I didn’t have the eloquence I needed. I knew I was right. I wanted her to see it. But how could I tell her that outstanding people, after all, were only clever dogs that had learned new tricks, and that John Smith was worth quite as much to himself as Shakespeare?
“Let’s talk of something else,” I said helplessly. “Or better still, not talk at all.”
She nodded, hesitated, and then with sudden resolution put her hand to her throat.
Perhaps I was to blame as much as she was. I watched stupidly as she did things to her dress, and then became angry when there was no reason to be. After all, what was wrong in wanting to live? Why shouldn’t people try anything and everything?
I knew too much about her, and not enough. If it had been Pat … well, if it had been Pat it would have been quite different. All I knew was that Leslie wasn’t the kind to give herself casually to a near stranger. And that, instead of improving things, made them worse.
“You brought me here for this?” I asked furiously.
“Suppose I did?” she said defiantly.
I was wildly, unreasonably angry. I was also, quite irrationally, disappointed. “You think you could buy any lieutenant that way?” I demanded. “We could all of us have screen stars and princesses and models every night, no obligation, without having to bother about small-town teachers. What I should do is take you, and strike you off the list.”
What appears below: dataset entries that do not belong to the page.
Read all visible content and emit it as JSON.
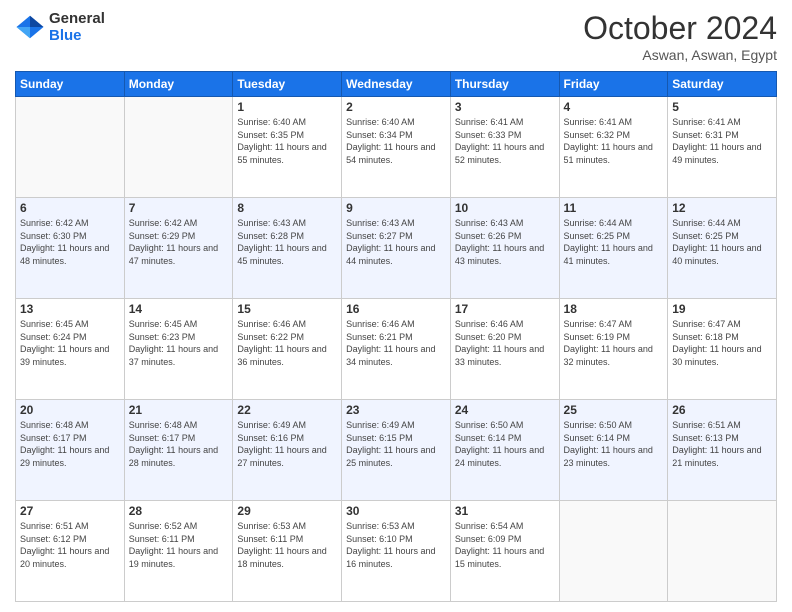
{
  "header": {
    "logo_line1": "General",
    "logo_line2": "Blue",
    "month": "October 2024",
    "location": "Aswan, Aswan, Egypt"
  },
  "weekdays": [
    "Sunday",
    "Monday",
    "Tuesday",
    "Wednesday",
    "Thursday",
    "Friday",
    "Saturday"
  ],
  "weeks": [
    [
      {
        "day": "",
        "info": ""
      },
      {
        "day": "",
        "info": ""
      },
      {
        "day": "1",
        "info": "Sunrise: 6:40 AM\nSunset: 6:35 PM\nDaylight: 11 hours and 55 minutes."
      },
      {
        "day": "2",
        "info": "Sunrise: 6:40 AM\nSunset: 6:34 PM\nDaylight: 11 hours and 54 minutes."
      },
      {
        "day": "3",
        "info": "Sunrise: 6:41 AM\nSunset: 6:33 PM\nDaylight: 11 hours and 52 minutes."
      },
      {
        "day": "4",
        "info": "Sunrise: 6:41 AM\nSunset: 6:32 PM\nDaylight: 11 hours and 51 minutes."
      },
      {
        "day": "5",
        "info": "Sunrise: 6:41 AM\nSunset: 6:31 PM\nDaylight: 11 hours and 49 minutes."
      }
    ],
    [
      {
        "day": "6",
        "info": "Sunrise: 6:42 AM\nSunset: 6:30 PM\nDaylight: 11 hours and 48 minutes."
      },
      {
        "day": "7",
        "info": "Sunrise: 6:42 AM\nSunset: 6:29 PM\nDaylight: 11 hours and 47 minutes."
      },
      {
        "day": "8",
        "info": "Sunrise: 6:43 AM\nSunset: 6:28 PM\nDaylight: 11 hours and 45 minutes."
      },
      {
        "day": "9",
        "info": "Sunrise: 6:43 AM\nSunset: 6:27 PM\nDaylight: 11 hours and 44 minutes."
      },
      {
        "day": "10",
        "info": "Sunrise: 6:43 AM\nSunset: 6:26 PM\nDaylight: 11 hours and 43 minutes."
      },
      {
        "day": "11",
        "info": "Sunrise: 6:44 AM\nSunset: 6:25 PM\nDaylight: 11 hours and 41 minutes."
      },
      {
        "day": "12",
        "info": "Sunrise: 6:44 AM\nSunset: 6:25 PM\nDaylight: 11 hours and 40 minutes."
      }
    ],
    [
      {
        "day": "13",
        "info": "Sunrise: 6:45 AM\nSunset: 6:24 PM\nDaylight: 11 hours and 39 minutes."
      },
      {
        "day": "14",
        "info": "Sunrise: 6:45 AM\nSunset: 6:23 PM\nDaylight: 11 hours and 37 minutes."
      },
      {
        "day": "15",
        "info": "Sunrise: 6:46 AM\nSunset: 6:22 PM\nDaylight: 11 hours and 36 minutes."
      },
      {
        "day": "16",
        "info": "Sunrise: 6:46 AM\nSunset: 6:21 PM\nDaylight: 11 hours and 34 minutes."
      },
      {
        "day": "17",
        "info": "Sunrise: 6:46 AM\nSunset: 6:20 PM\nDaylight: 11 hours and 33 minutes."
      },
      {
        "day": "18",
        "info": "Sunrise: 6:47 AM\nSunset: 6:19 PM\nDaylight: 11 hours and 32 minutes."
      },
      {
        "day": "19",
        "info": "Sunrise: 6:47 AM\nSunset: 6:18 PM\nDaylight: 11 hours and 30 minutes."
      }
    ],
    [
      {
        "day": "20",
        "info": "Sunrise: 6:48 AM\nSunset: 6:17 PM\nDaylight: 11 hours and 29 minutes."
      },
      {
        "day": "21",
        "info": "Sunrise: 6:48 AM\nSunset: 6:17 PM\nDaylight: 11 hours and 28 minutes."
      },
      {
        "day": "22",
        "info": "Sunrise: 6:49 AM\nSunset: 6:16 PM\nDaylight: 11 hours and 27 minutes."
      },
      {
        "day": "23",
        "info": "Sunrise: 6:49 AM\nSunset: 6:15 PM\nDaylight: 11 hours and 25 minutes."
      },
      {
        "day": "24",
        "info": "Sunrise: 6:50 AM\nSunset: 6:14 PM\nDaylight: 11 hours and 24 minutes."
      },
      {
        "day": "25",
        "info": "Sunrise: 6:50 AM\nSunset: 6:14 PM\nDaylight: 11 hours and 23 minutes."
      },
      {
        "day": "26",
        "info": "Sunrise: 6:51 AM\nSunset: 6:13 PM\nDaylight: 11 hours and 21 minutes."
      }
    ],
    [
      {
        "day": "27",
        "info": "Sunrise: 6:51 AM\nSunset: 6:12 PM\nDaylight: 11 hours and 20 minutes."
      },
      {
        "day": "28",
        "info": "Sunrise: 6:52 AM\nSunset: 6:11 PM\nDaylight: 11 hours and 19 minutes."
      },
      {
        "day": "29",
        "info": "Sunrise: 6:53 AM\nSunset: 6:11 PM\nDaylight: 11 hours and 18 minutes."
      },
      {
        "day": "30",
        "info": "Sunrise: 6:53 AM\nSunset: 6:10 PM\nDaylight: 11 hours and 16 minutes."
      },
      {
        "day": "31",
        "info": "Sunrise: 6:54 AM\nSunset: 6:09 PM\nDaylight: 11 hours and 15 minutes."
      },
      {
        "day": "",
        "info": ""
      },
      {
        "day": "",
        "info": ""
      }
    ]
  ]
}
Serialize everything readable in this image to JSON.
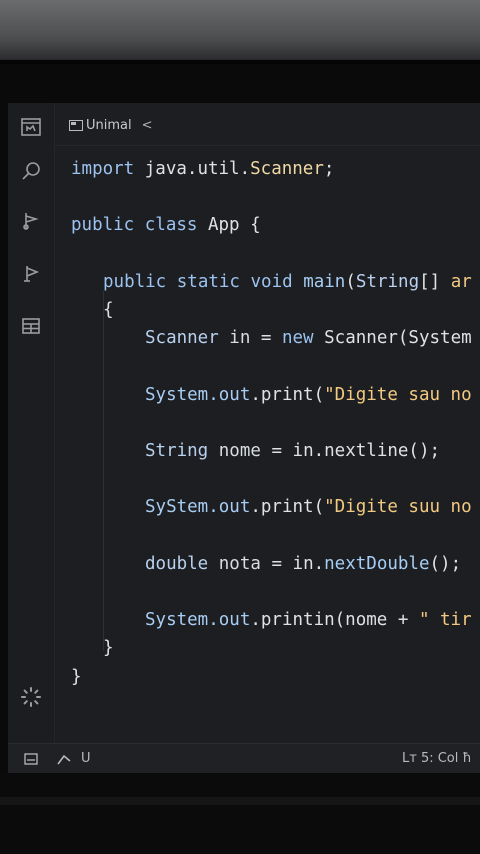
{
  "tab": {
    "filename": "Unimal",
    "chevron": "<"
  },
  "activity_icons": [
    "explorer-icon",
    "search-icon",
    "source-control-icon",
    "run-debug-icon",
    "extensions-icon",
    "settings-gear-icon"
  ],
  "code_lines": [
    [
      [
        "kw",
        "import "
      ],
      [
        "pl",
        "java.util."
      ],
      [
        "cls",
        "Scanner"
      ],
      [
        "pl",
        ";"
      ]
    ],
    [],
    [
      [
        "kw",
        "public class "
      ],
      [
        "pl",
        "App {"
      ]
    ],
    [],
    [
      [
        "kw",
        "public static void "
      ],
      [
        "fn",
        "main"
      ],
      [
        "pl",
        "("
      ],
      [
        "type",
        "String"
      ],
      [
        "pl",
        "[] "
      ],
      [
        "str",
        "ar"
      ]
    ],
    [
      [
        "pl",
        "{"
      ]
    ],
    [
      [
        "type",
        "Scanner "
      ],
      [
        "var",
        "in"
      ],
      [
        "pl",
        " = "
      ],
      [
        "kw",
        "new "
      ],
      [
        "pl",
        "Scanner(System"
      ]
    ],
    [],
    [
      [
        "fn",
        "System.out"
      ],
      [
        "pl",
        ".print("
      ],
      [
        "str",
        "\"Digite sau no"
      ]
    ],
    [],
    [
      [
        "type",
        "String "
      ],
      [
        "var",
        "nome"
      ],
      [
        "pl",
        " = in.nextline();"
      ]
    ],
    [],
    [
      [
        "fn",
        "SyStem.out"
      ],
      [
        "pl",
        ".print("
      ],
      [
        "str",
        "\"Digite suu no"
      ]
    ],
    [],
    [
      [
        "type",
        "double "
      ],
      [
        "var",
        "nota"
      ],
      [
        "pl",
        " = in."
      ],
      [
        "fn",
        "nextDouble"
      ],
      [
        "pl",
        "();"
      ]
    ],
    [],
    [
      [
        "fn",
        "System.out"
      ],
      [
        "pl",
        ".printin(nome + "
      ],
      [
        "str",
        "\" tir"
      ]
    ],
    [
      [
        "pl",
        "}"
      ]
    ],
    [
      [
        "pl",
        "}"
      ]
    ]
  ],
  "status": {
    "left_icon": "remote-icon",
    "branch_icon": "branch-icon",
    "branch": "U",
    "cursor_position": "Lт 5: Col ħ"
  }
}
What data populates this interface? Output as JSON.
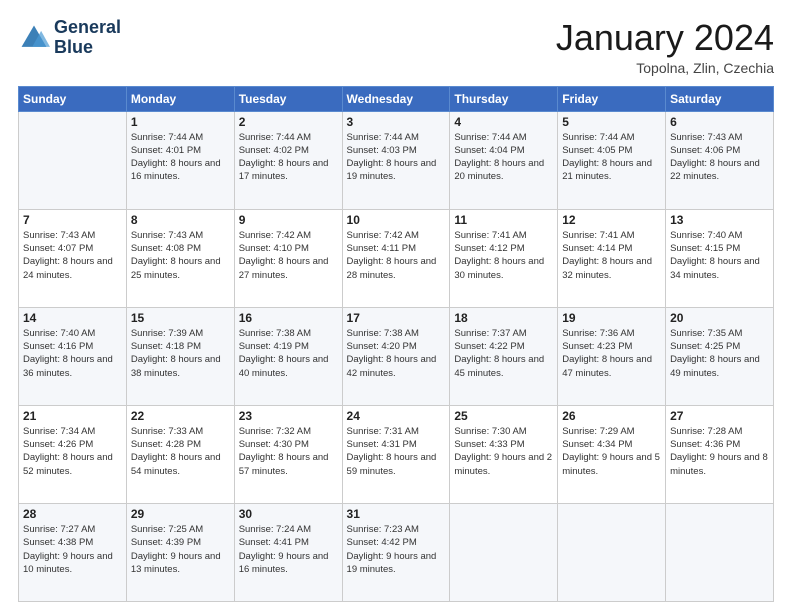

She became very still. It was all melodramatic, cheap, and stupid. She had been very clumsy in her effort to seduce me, not knowing how it was done. If she had known how to pretend to be in love with me, or at least attracted by me, the cheapness would have gone. But only someone who was ashamed of herself could make the horrible mess Leslie made of it.
“Hadn’t you even the sense to see,” I said bitterly, “that any of us could have any woman we wanted? Don’t you think I’ve had enough silly offers and proposals? People who promise to do everything I say on Mars, who offer me the equivalent of ten years’ salary in whatever currency we use out there, if they have to sweat for twenty years to pay it … men who contract to do my killing for me in the colony, help me to set up a state of my own. Damn it, Leslie, isn’t it obvious that I must have decided long ago on the only possible thing to do about such proposals — and that’s to leave the people who make them behind?”
“You said … something that implied you’d picked me to go.”
“Yes, I had.”
Her head came up sharply and she laughed in my face. “I heard the same thing often when I was a child,” she retorted.
“ ‘I was going to give you something, but now I won’t.’ We all said it. It …”
I lunged away from her, back to Simsville. The blue silk dress still lay about her as if she were sitting in a sparkling pool.